In harshorne, proposition 3.5 we are trying to establish a bijection between the set of morphisms of varieties and homomorphims of k-algebras. $$ \alpha: \operatorname{Hom}(X, Y) \simeq \operatorname{Hom}(A(Y), \mathcal{O}(X)) $$ where $X$ is a variety and $Y$ an affine one. $A(Y)$ is the coordinates ring of $Y$ and $\mathcal{O}(X)$ is the ring of regular functions on $X$
First we construct $\alpha$ in a natural way this part i get it. Next we try to construct a morphism of varieties frome a given homomorphism of $k$-algebras :
let $h$ a morphism of $k$-algebras $h: A(Y) \rightarrow\mathcal{O}(X)$. Let $\overline{x_i}$ be the class of $x_i$ in $A(Y)$,and consider the element $\xi_{i}=h\left(\bar{x}_{i}\right) \in \mathcal{O}(X)$. we define the mapping $$\psi: X \rightarrow \mathbf{A}^{n},\quad\psi(P)=\left(\xi_{1}(P), \ldots, \xi_{n}(P)\right)\ \ \forall P \in X$$ Let show that the image of $\psi$ is contained in $Y$. Since $Y=Z(I(Y))$, it is sufficient to show that for any $P$ in $X$ and any $f \in I(Y), f(\psi(P))=0$. But $$f(\psi(P))=f\left(\xi_{1}(P), \ldots, \xi_{n}(P)\right)$$ Now $f$ is a polynomial and $h$ a homomorphism of $k$-algebras, so we have $$f\left(\xi_{1}(P), \ldots, \xi_{n}(P)\right)=h\left(f\left(\bar{x}_{1}, \ldots, \bar{x}_{n}\right)\right)(P)=0$$
what i dont undestand is the two last equalities. How we reversed $f$ and $h$ !! and $f$ is supposed to act on points not classes of polynomials and why it equals zero.
Question: "How we reversed f and h !! and f is supposed to act on points not classes of polynomials and why it equals zero."

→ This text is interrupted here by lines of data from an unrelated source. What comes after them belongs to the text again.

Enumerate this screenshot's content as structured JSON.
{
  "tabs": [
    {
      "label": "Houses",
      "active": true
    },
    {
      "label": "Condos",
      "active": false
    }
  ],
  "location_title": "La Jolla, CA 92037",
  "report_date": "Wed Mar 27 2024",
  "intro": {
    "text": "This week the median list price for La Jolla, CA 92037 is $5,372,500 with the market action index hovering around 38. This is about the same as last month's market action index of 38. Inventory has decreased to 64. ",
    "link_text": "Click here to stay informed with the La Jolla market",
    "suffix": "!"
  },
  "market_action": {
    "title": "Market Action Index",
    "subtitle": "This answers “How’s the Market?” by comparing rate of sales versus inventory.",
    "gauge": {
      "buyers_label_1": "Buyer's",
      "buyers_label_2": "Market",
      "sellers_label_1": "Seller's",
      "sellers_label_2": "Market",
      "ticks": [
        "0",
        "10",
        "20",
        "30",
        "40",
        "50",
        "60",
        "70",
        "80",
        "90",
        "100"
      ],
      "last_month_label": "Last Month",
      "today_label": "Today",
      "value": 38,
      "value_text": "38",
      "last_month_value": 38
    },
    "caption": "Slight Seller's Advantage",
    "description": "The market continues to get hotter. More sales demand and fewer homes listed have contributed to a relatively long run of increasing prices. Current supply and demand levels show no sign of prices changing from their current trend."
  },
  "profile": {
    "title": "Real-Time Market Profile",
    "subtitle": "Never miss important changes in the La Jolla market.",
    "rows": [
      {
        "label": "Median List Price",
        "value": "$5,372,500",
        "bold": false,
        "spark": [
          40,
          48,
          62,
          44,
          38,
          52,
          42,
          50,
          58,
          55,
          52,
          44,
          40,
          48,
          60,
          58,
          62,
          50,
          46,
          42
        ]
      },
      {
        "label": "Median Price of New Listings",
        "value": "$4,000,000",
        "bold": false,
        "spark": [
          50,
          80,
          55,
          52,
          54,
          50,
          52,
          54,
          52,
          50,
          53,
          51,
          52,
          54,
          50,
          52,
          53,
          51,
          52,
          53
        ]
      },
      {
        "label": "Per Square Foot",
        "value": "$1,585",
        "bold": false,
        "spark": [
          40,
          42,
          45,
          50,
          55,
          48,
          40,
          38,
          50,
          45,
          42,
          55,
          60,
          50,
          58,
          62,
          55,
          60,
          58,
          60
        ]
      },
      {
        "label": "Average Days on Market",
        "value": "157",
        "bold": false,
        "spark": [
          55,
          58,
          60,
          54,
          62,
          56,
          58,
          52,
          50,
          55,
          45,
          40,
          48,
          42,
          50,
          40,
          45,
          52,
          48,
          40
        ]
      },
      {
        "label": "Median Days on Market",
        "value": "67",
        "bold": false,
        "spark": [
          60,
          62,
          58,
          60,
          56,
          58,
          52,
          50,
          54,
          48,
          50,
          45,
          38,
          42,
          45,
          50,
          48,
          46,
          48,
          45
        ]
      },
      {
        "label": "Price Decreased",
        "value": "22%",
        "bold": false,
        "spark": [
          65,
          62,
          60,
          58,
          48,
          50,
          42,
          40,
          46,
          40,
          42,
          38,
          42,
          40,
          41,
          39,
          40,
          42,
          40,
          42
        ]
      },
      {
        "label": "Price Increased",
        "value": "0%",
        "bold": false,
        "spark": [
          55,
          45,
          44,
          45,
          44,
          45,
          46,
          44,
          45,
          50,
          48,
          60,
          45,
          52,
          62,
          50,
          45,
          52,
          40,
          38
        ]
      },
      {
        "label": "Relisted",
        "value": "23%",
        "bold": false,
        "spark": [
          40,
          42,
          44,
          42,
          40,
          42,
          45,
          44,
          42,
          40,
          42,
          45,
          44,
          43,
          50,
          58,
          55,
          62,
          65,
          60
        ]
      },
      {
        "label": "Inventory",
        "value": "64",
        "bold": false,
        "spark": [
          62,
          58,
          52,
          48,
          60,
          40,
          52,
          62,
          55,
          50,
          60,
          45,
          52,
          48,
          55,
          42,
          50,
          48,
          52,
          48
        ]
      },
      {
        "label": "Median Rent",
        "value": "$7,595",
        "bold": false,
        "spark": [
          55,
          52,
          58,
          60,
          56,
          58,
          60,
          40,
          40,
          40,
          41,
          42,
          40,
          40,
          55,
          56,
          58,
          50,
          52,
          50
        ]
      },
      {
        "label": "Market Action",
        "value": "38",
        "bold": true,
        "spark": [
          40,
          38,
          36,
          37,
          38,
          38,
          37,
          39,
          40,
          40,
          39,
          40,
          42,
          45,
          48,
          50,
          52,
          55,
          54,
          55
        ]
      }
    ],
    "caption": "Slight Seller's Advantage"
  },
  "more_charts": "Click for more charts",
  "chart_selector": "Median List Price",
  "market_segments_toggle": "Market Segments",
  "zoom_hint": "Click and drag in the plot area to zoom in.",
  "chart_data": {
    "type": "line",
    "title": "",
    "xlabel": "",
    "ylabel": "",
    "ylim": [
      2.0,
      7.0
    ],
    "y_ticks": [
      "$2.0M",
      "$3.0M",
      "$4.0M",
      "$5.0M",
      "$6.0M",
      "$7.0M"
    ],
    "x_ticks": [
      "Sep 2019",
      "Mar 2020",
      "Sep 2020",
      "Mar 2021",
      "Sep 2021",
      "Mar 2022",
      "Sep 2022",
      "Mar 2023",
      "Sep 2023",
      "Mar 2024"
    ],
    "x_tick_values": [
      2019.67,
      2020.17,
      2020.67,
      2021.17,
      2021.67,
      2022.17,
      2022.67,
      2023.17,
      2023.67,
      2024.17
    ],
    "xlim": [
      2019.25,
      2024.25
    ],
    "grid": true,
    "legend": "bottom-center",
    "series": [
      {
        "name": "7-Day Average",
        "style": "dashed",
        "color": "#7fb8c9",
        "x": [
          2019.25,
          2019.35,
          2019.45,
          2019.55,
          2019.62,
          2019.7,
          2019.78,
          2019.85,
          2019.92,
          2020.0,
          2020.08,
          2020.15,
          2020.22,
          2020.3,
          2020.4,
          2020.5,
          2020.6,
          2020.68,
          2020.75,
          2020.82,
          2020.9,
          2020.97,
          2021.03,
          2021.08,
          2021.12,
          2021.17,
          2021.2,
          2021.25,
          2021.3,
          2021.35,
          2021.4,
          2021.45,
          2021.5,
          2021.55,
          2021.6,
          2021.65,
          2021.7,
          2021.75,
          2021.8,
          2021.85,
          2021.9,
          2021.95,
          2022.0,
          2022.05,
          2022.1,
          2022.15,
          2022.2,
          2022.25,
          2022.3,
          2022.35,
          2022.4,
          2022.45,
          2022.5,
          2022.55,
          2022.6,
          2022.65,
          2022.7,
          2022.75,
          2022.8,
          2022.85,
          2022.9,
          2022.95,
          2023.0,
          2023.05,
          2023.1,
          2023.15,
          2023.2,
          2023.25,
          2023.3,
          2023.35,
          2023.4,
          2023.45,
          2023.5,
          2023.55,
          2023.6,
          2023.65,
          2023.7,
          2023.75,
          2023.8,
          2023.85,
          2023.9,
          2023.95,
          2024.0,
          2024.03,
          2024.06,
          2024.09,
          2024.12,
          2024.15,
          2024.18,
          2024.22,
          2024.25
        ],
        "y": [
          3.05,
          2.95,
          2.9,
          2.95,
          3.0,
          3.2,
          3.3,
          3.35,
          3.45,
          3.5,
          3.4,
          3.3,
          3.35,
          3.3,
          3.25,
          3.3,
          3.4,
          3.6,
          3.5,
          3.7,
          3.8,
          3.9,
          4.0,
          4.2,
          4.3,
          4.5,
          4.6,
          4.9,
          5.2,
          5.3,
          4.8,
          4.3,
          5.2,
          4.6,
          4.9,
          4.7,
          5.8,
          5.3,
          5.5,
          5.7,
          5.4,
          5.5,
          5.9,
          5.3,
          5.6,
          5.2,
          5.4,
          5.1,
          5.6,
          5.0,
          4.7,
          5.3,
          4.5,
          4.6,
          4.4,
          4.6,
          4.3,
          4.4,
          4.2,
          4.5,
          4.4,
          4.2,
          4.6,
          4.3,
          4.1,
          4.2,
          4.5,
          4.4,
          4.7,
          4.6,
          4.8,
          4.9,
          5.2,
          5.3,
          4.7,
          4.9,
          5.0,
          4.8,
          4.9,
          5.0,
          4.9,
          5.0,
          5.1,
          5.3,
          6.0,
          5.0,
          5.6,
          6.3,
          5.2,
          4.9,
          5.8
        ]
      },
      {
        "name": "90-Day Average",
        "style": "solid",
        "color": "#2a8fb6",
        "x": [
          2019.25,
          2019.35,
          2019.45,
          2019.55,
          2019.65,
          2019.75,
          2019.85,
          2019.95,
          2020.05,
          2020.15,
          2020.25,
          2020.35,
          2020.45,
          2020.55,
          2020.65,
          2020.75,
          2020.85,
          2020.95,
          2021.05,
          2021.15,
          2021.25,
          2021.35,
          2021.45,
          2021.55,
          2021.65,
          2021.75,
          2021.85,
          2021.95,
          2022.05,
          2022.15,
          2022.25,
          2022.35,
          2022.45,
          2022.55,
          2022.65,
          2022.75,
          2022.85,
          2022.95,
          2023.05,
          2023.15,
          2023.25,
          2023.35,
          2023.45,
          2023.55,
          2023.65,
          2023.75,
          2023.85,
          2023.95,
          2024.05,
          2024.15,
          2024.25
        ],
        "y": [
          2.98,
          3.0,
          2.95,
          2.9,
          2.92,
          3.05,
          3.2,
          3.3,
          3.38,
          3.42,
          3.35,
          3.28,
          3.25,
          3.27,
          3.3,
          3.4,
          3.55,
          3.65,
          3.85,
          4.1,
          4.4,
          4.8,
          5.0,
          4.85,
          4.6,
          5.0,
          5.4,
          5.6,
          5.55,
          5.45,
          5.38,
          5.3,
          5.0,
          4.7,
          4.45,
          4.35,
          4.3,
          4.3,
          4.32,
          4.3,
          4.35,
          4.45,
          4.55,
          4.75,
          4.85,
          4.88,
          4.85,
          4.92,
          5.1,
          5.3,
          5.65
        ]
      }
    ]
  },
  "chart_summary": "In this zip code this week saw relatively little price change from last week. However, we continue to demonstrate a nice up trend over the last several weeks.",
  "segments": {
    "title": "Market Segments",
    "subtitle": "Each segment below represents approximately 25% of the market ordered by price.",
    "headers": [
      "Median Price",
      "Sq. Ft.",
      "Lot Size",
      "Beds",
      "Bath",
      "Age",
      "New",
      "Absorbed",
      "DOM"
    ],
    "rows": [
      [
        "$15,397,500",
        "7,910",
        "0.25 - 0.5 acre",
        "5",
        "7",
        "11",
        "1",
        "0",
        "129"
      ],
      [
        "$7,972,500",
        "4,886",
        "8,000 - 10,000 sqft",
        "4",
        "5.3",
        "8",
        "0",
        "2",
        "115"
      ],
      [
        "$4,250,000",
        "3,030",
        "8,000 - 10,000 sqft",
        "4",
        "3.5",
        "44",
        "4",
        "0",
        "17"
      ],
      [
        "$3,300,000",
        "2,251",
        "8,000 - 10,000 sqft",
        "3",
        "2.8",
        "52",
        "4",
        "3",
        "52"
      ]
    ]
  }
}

Answer: There is no need to speak of variables $x_i$ and generators for $A(Y)$. Let $A(Y):=k[x_1,..,x_n]/I$ and assume you are given a map of $k$-algebras
$$f: A(Y) \rightarrow \Gamma(X,\mathcal{O}_X).$$
Let $U:=Spec(A) \subseteq X$ be an open affine subscheme. There is an equality $\Gamma(U, \mathcal{O}_X)=A$ and you get a restriction map
$$\rho_U: \Gamma(X, \mathcal{O}_X) \rightarrow \Gamma(U, \mathcal{O}_X)=A$$
and a composed map $ f_A:=\rho_U \circ f: A(Y) \rightarrow A$ and a corresponding map of affine schemes
$$F_U: Spec(A):=U \rightarrow Y:=Spec(A(Y)).$$
Hence for any open affine subscheme $U\subseteq X$ you get a canonical map $F_U: U \rightarrow Y$ and it follows (since all maps are canonical, induced by the restriction map $\rho_U$) that these maps glue to a well defined map $F: X \rightarrow Y$: Given any open affine scheme $V:=Spec(B)$ and any open affine subscheme $W:=Spec(R) \subseteq U \cap V$ you get canonical maps
$$F_U: U \rightarrow Y, F_W:W \rightarrow Y$$
and since "all diagrams commute", it follows
$$F_U \circ i_U = F_W = F_V \circ i_V$$
where $i_U: W \rightarrow U$ is the inclusion $W \subseteq U$. Hence the maps $F_U$ glue to a map $F: X \rightarrow Y$.